California, Pennsylvania – “People from the Mon Valley are fighters! You’re fighters because– you know what? You didn’t go to Harvard! You weren’t born with a silver spoon in your mouth! You live right here in this valley!”
As warmup acts for Hillary Clinton go, Pennsylvania State Rep. Peter Daley is just the ticket. Here in this valley — the Mon Valley, short for Monongahela, in the southwestern corner of Pennsylvania — Daley is speaking to a crowd of more than 1,000 people gathered to see Clinton in the gym at California University of Pennsylvania. Daley, born and raised in the Mon Valley, is still a bit angry about Barack Obama’s “bitter” comments — “absolutely appalling,” he tells me after he leaves the stage. But Daley doesn’t deny that there are people in the economically-challenged Mon Valley who are bitter. He just doesn’t think Obama gets what it’s all about.
“People in this region aren’t bitter in the sense that he understands,” Daley explains. “Their bitterness is the fact that they’re just tired of losing their jobs, losing opportunities, losing their young people, just because we haven’t had that federal help, that little push to keep those steel mills here, keep those coal mines here, and create manufacturing opportunities.” That, of course, is pretty consistent with what Obama said, but it was the second part of Obama’s statement — the part about clinging to religion, or guns, or bigotry — that rankled. “Unconscionable,” Daley tells me.
This is Clinton country. A new poll from Suffolk University, out today, shows Clinton leading Barack Obama statewide, 52 percent to 42 percent. But in the southwestern part of the state, here in the Mon Valley, Clinton has a huge lead, 74 percent to 17 percent.

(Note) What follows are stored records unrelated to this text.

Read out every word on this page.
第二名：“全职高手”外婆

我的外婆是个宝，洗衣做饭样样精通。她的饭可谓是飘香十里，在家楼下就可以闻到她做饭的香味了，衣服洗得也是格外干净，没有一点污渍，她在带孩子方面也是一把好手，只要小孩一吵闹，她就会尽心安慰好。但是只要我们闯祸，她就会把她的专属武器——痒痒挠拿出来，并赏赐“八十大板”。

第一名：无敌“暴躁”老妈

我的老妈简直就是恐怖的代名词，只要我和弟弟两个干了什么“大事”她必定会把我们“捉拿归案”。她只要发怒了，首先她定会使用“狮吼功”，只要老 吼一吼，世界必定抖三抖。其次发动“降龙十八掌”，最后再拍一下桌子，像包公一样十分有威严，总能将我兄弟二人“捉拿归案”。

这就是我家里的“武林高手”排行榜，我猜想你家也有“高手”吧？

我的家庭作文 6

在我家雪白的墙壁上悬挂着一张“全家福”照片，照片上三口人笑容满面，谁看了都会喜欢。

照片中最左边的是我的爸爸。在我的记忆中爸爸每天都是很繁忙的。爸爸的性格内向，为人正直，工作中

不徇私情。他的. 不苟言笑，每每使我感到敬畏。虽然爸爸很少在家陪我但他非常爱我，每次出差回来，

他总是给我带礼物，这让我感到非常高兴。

And people here aren’t just for Clinton. They’re against Obama. At this Hillary rally, no one expresses any outright hostility to Obama, but they tell me over and over again that they just don’t like him, that they don’t care for him, that they don’t trust him. They view him as inexperienced and not ready to be president, and they think he’s selling them a bill of goods.
“I could tell you I’m going build you a house, and I’m going to do everything you want,” a man named Bernie tells me. “I’m going to put everything in it just the way you want it. And then you give me your money, and you find out I’m not a carpenter.”
The new Suffolk poll found that found that 46 percent of Democrats surveyed in southwest Pennsylvania would either vote for John McCain or would be undecided if their candidate doesn’t win. They’re the people here tonight. When I ask whether they will vote for Obama if he wins the Democratic nomination, the answers are quick:
“If Hillary doesn’t win, I’m not voting.”
“I will not.”
“I’d have to debate myself on that one.”
Others said they would reluctantly cast votes for Obama. But at least half of the people to whom I speak say they simply would not vote for him in the general election.
For all that, however, the rally isn’t about Obama. Press reports have suggested that all the candidates do is trade attacks. But tonight Obama is barely mentioned at all, either by Clinton or her introducers — including Miss Pennsylvania USA Lauren Merola, who relates her experience as a Miami Dolphins cheerleader to the opportunities for women in the workforce that Sen. Clinton will foster. Pennsylvania Gov. Ed Rendell doesn’t bring up Obama. Rep. John Murtha doesn’t bring up Obama. And Clinton herself makes the briefest of mentions, saying that Obama is “attacking me” in a new ad. “He always says in his speeches that he is running a positive campaign, but then his campaign does the opposite,” Clinton says.
But that’s it. The rest of Clinton’s pitch is bread and butter. We’ve got to have universal health care. We’ve got to make college loans more affordable. We’ve got to end No Child Left Behind. We’ve got to get the two oilmen out of the White House. We’ve got to get out of Iraq. It is a solid, polished, professional speech — without the slightest touch of magic. Indeed, when you ask people what they like most about Clinton, they give workmanlike answers, too. She has the experience, they say. She knows how Washington works. They remember the days of Bill Clinton’s presidency fondly and would like to see them come back. But no one says Clinton inspires them — that’s not what they’re looking for in the Mon Valley.